Cohen consistently denied these dossier claims, and Mueller concluded that the shady meetings of Cohen with nefarious Russian operatives never happened. McClatchy added editor’s notes to two of its Cohen-Prague stories.

The Steele dossier also alleged wide-ranging collusion between Trump and Russia, claiming to have “evidence of extensive conspiracy between campaign team and Kremlin, sanctioned at highest levels and involving Russian diplomatic staff based in the U.S. [who] agreed exchange of information established in both directions.”

But this was knocked down by Mueller, who said that, despite the Russian government’s extensive election interference efforts, “the investigation did not establish that members of the Trump campaign conspired or coordinated with the Russian government in its election interference activities.”

Michael Isikoff, the chief investigative correspondent for Yahoo News, recently said the media should have shown “more skepticism” over the Steele dossier, which he described as “thirdhand stuff.”

Because Steele’s dossier was used in FISA applications, Justice Department Inspector General Michael Horowitz, who is inspecting FISA abuse, is focusing on Steele, who has declined to cooperate with the probe. Whether the investigation is also looking into the role that Fusion GPS played is unknown.

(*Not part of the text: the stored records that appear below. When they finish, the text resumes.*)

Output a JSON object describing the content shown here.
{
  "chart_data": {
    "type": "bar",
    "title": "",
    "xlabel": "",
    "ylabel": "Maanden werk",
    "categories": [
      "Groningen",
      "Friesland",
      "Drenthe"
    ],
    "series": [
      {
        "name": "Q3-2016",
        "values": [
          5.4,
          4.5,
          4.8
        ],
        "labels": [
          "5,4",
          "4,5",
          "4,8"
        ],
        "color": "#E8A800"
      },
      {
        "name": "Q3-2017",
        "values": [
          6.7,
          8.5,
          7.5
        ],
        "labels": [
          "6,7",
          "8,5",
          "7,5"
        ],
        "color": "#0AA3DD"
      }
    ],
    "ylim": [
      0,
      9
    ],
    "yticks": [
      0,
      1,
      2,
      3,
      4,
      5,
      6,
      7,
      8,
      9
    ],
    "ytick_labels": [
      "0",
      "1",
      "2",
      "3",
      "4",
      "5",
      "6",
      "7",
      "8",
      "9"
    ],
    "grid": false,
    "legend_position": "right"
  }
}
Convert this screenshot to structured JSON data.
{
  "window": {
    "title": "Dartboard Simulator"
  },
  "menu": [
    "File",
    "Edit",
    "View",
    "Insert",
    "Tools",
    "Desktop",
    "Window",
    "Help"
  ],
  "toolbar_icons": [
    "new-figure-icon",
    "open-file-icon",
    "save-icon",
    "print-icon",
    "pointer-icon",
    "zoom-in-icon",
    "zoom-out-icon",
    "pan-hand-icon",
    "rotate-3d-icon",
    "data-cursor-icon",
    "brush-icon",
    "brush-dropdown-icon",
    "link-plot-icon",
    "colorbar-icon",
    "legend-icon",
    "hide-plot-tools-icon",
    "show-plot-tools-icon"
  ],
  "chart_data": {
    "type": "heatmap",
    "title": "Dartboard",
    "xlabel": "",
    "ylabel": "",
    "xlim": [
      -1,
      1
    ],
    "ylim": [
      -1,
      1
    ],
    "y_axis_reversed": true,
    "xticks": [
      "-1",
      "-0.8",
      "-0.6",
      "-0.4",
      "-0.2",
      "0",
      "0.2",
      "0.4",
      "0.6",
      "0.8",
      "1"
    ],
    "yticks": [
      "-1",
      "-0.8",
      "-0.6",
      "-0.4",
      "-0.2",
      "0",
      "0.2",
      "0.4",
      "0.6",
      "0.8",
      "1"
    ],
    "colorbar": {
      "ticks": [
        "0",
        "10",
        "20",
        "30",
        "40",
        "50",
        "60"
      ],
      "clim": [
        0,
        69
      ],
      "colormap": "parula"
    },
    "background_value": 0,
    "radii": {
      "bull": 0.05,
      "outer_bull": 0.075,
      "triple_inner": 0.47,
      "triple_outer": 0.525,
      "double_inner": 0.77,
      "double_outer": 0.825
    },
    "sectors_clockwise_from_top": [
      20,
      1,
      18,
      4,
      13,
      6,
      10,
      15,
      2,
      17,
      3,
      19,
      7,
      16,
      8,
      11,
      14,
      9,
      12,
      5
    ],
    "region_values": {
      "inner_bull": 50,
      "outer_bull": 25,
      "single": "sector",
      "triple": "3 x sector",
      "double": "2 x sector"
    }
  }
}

In March 2018, Horowitz announced the launch of this investigation after requests from both then-Attorney General Jeff Sessions and Republican members in Congress. The lawmakers claimed the Justice Department and FBI had abused the FISA process and misled the Foreign Intelligence Surveillance Court in their investigation and surveillance of Trump and his associates during the campaign, as well as during the Trump administration.

The inspector general’s office said it would “examine the Justice Department’s and the FBI’s compliance with legal requirements, and with applicable DOJ and FBI policies and procedures, in applications filed with the U.S. Foreign Intelligence Surveillance Court relating to a certain U.S. person.” That reference is to Carter Page.

The Justice Department inspector general also stated it would “review information that was known to the DOJ and the FBI at the time the applications were filed from or about an alleged FBI confidential source.” That reference is to Christopher Steele.

Attorney General William Barr said the high-profile investigation is expected to conclude as soon as May.